An associated study looked at a number of other technologies, and found the pace of change is accelerating, and sitting still is increasingly dangerous. “Last-generation technologies like internal combustion engines, automobiles and television took 20 to 30 years before you could really see an uptake. Today it takes less than five years before technologies become pervasive and critical.
“Historically you could wait out the uncertainty in the marketplace, not be an early adopter and wait to see if this newfangled combustion engine or whatever worked out.
“But today, when you think about things like Big Data, the Internet of Things or artificial intelligence, you can’t necessarily wait out that uncertainty, because it happens within five years. By the time you realise this is successful technology, you’ve waited too long to transform your organisation and to learn how to use the new tools. Then no amount of money is going to accelerate that.”
Mr Pieroni agrees insurance companies are cautious adopters of new technologies – sometimes to their disadvantage. “I strongly encourage our members to look critically at technologies, to review their strategic intent and try to understand where it can be applied.”
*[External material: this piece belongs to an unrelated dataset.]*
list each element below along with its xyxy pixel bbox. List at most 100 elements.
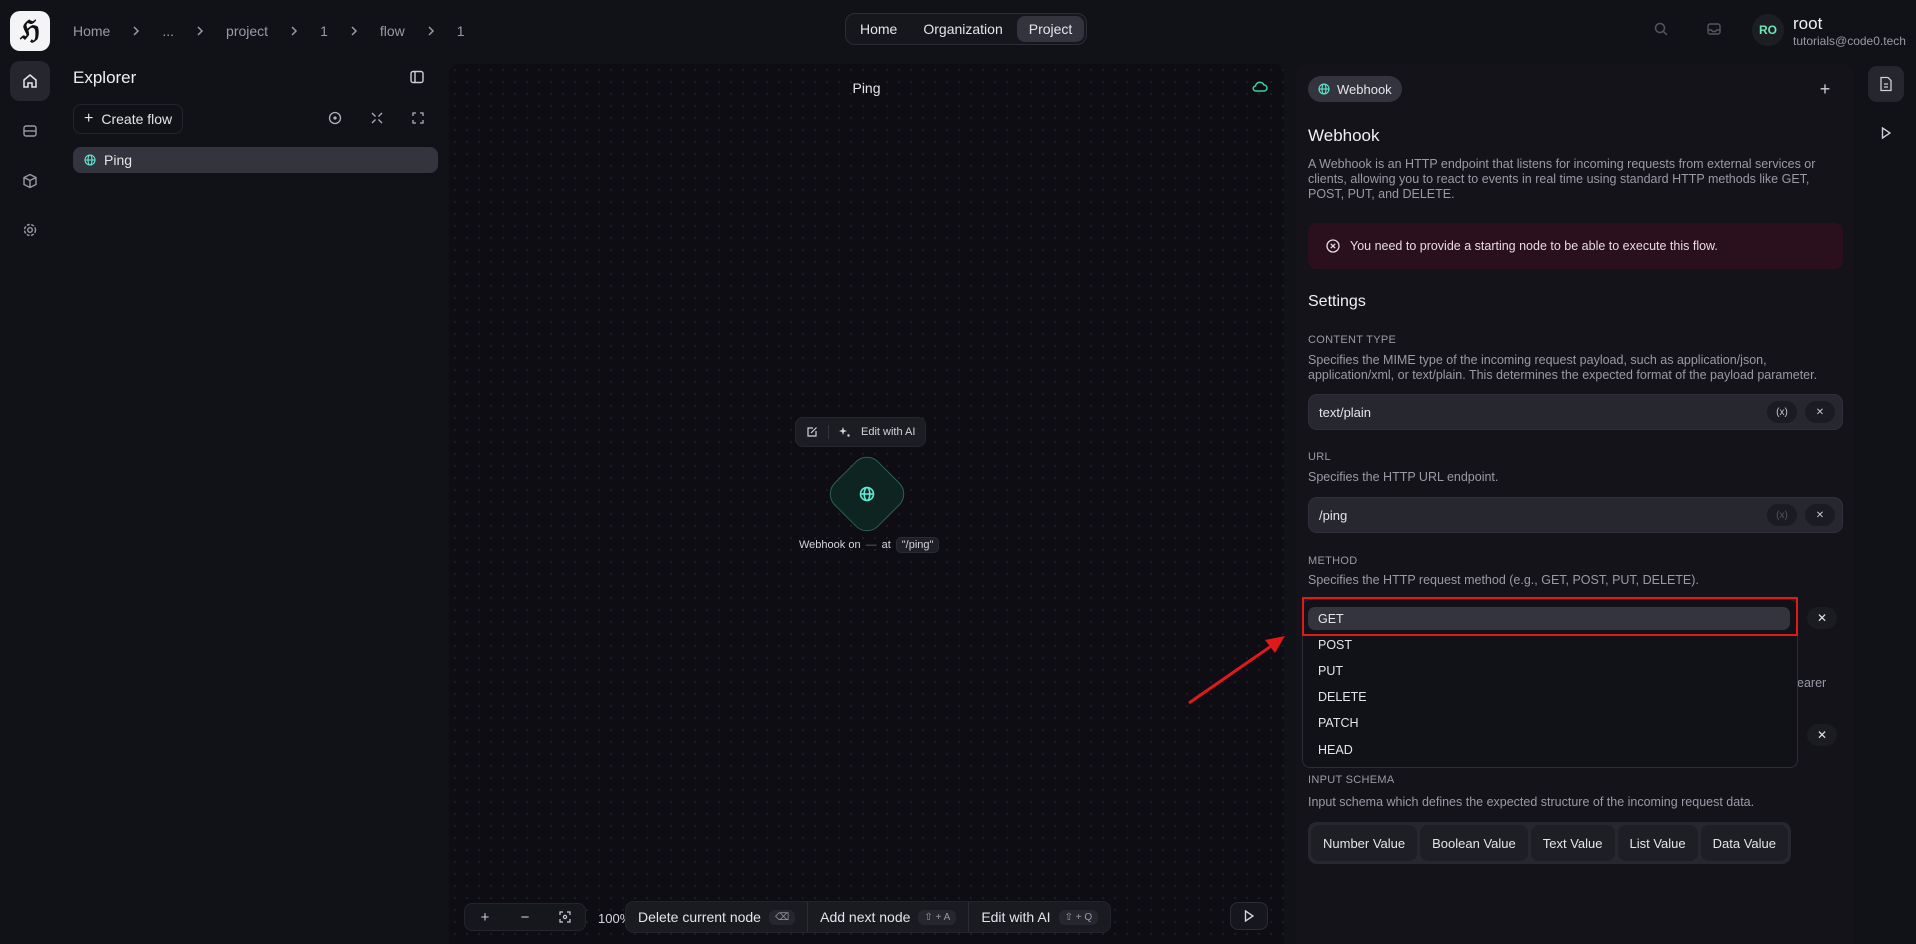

He says they have to be willing to invest early, learn by doing and “become better at being willing to make mistakes”.
“Despite the fact that we are in the risk business, we don’t like risks. We like to manage it, quantify it, transfer it, price for it.”
He also says we are change-averse, and have to be more willing to make a mistake or completely fail. “If everything you’re doing works out 100% of the time, you’re not trying hard enough; you’re not being innovative enough. I think being overly conservative really hurts this industry.”
So does the future belong to the insurers who have the most high-quality data? No, says Mr Pieroni, it’s all about how you use it. “You will compete based on the accumulation, the insight, the veracity and the velocity in which you use that data.”
Quoting Victor Hugo, he says there is nothing as powerful as an idea whose time has come. “Perhaps finally we are reaching a point where it’s about understanding the power of what data can do and using it for competitive advantage – not some unique standard but how you use it with your brand position, how you develop products and how you place them.
“I think that Acord is in a good position to help the industry and to serve it, and we are very fortunate to have such a rich global membership that can keep pushing us.”